We previously analysed the preparedness to deliver a disease-modifying Alzheimer's treatment in the United Kingdom and predicted substantial wait times. This study updates the prediction for the National Health Service (NHS) in England, using an improved model and newer data. We reviewed published data on capacity for diagnosis of cognitive impairment combined with expert input and constructed a model for wait times to access from 2023 to 2043. The model tracks patients from initial evaluation in primary care, cognitive testing by a dementia specialist, confirmatory biomarker testing with positron emission tomography (PET) scans or examination of cerebrospinal fluid and infusion delivery. Capacity for specialist visits and PET scans are assumed to be capacity constrained, and cerebrospinal fluid testing and infusion delivery to be scalable.
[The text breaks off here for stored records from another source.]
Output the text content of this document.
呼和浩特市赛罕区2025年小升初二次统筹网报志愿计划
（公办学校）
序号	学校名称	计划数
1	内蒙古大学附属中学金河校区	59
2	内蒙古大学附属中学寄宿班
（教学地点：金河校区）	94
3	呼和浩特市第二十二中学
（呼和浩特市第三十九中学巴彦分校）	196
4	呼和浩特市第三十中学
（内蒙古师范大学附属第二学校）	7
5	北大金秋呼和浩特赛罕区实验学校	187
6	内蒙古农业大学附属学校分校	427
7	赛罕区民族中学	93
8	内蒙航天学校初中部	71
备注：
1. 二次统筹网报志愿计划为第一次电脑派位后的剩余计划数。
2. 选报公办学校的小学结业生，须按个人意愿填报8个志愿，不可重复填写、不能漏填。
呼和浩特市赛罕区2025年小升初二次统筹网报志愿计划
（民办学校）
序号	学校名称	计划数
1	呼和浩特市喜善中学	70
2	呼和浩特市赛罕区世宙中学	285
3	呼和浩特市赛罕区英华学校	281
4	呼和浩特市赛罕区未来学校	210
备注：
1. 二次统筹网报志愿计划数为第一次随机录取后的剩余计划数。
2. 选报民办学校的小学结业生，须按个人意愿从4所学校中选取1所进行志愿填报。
Capacity constraints were projected to result in substantial wait times: patients referred to specialists based on a brief cognitive test, which is the current standard of care, would expect an overall initial wait times of 56months in 2023, increasing to 129months in 2029 and then falling slowly to around 100months. Use of a blood test for the confirmation of Alzheimer's pathology as an additional triage step, would reduce wait times to around 17 to 25months. The NHS England lacks capacity to provide timely access to a disease-modifying treatment, which is estimated to result in significant wait times and potentially avoidable disease progression. Better diagnostic tools at initial evaluation may reduce delays.